Try this review schema against a real page in the live demo, or read the docs to use it via the API.

Review schema: FAQ

Can Extracto read review pages that sit behind Cloudflare or DataDome?
Yes. Every request runs through a managed anti-bot bypass layer that handles protected sites such as Cloudflare, DataDome and PerimeterX, with proxies managed for you and no setup on your end. The page renders in a real headless browser, so JavaScript-loaded review widgets are read from the fully rendered DOM. The one thing this does not cover is login-gated content that needs your session cookies, such as private reviews only visible to a signed-in account; that is available on the Enterprise plan.
Why use a schema instead of CSS selectors for reviews?
Review markup changes constantly across marketplaces and themes, so selectors like div.review > span.stars break without warning. With Extracto you describe the fields you want by name and type, and the engine maps the rendered page onto that shape. You get the same typed JSON whether the site restructures its HTML or not, which means far less maintenance than a selector-based scraper that you have to repair every time a layout ships.
What happens when a review is missing a field like verifiedPurchase or helpfulCount?

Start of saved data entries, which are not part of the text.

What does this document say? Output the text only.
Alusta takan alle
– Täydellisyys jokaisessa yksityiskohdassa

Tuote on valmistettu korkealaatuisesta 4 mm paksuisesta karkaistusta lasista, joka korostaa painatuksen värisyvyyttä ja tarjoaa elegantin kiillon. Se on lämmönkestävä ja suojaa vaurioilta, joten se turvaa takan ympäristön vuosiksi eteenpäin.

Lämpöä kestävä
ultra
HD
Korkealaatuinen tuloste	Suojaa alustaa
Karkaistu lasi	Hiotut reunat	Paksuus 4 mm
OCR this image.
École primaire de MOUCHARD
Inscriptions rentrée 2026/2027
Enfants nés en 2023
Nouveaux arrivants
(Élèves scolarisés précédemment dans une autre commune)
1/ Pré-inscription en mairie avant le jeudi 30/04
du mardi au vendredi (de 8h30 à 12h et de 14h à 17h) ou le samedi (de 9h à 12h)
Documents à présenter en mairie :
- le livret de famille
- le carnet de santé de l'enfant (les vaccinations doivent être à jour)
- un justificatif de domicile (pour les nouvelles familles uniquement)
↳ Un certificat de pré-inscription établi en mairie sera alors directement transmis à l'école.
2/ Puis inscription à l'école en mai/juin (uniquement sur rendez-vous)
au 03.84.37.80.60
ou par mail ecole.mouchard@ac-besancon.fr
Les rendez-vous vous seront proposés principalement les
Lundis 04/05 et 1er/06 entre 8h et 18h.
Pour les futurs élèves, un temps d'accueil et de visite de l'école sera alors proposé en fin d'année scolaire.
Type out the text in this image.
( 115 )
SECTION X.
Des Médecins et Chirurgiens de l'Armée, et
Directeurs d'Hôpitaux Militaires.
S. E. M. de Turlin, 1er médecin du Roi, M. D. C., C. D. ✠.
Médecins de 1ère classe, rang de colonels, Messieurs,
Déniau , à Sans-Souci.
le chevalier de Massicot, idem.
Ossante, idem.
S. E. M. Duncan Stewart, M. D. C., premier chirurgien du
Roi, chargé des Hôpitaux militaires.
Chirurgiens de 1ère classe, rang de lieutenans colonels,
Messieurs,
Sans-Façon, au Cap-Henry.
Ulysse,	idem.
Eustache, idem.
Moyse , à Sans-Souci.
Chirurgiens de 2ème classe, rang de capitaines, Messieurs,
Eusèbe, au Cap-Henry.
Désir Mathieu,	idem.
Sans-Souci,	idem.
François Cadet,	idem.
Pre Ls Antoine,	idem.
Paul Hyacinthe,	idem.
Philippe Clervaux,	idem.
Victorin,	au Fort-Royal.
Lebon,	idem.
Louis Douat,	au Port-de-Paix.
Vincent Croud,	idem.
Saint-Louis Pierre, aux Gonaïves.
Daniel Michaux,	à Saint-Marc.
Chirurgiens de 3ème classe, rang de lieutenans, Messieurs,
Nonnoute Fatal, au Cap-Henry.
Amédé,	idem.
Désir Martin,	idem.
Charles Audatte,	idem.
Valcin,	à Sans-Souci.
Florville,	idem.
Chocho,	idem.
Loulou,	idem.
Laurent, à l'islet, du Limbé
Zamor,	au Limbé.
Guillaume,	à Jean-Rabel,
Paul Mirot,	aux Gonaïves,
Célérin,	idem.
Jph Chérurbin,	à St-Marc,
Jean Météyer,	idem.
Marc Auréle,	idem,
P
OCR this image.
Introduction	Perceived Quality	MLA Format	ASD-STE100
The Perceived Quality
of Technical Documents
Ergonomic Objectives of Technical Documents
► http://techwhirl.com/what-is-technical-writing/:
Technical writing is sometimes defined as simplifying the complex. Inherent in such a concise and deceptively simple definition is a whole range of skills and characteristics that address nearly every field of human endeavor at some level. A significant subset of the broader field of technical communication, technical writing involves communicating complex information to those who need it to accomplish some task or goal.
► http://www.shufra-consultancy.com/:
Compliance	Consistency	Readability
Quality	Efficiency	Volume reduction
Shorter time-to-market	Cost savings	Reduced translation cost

Extracto returns that field as null rather than guessing a value. If a review has no verification badge, verifiedPurchase comes back null instead of a fabricated false, and a missing helpful counter stays null instead of becoming 0. This keeps your data honest: you can tell the difference between 'the page did not show this' and a real false or a real zero, which matters when you trust-weight or rank reviews downstream.
Is it okay to extract a reviewer's name?
The author field is personal data because it identifies a real person and their stated opinion, so handle it accordingly. Store only what your use case genuinely needs, avoid building profiles you cannot justify, and follow the source site's Terms of Service and robots.txt along with any applicable privacy law. Keep your request volume modest and prefer aggregate analysis over retaining identifiable individual records longer than necessary.
Does one call pull every review on a product page?
Extracto reads one URL per call and returns the review content present on that page, so it is best pointed at a single review or a review page rather than asked to crawl an entire catalog. It is not a crawler that walks pagination on its own. If you need many reviews, enumerate the review-page URLs yourself and call the API once per URL, which keeps your volume deliberate and easy to rate-limit responsibly.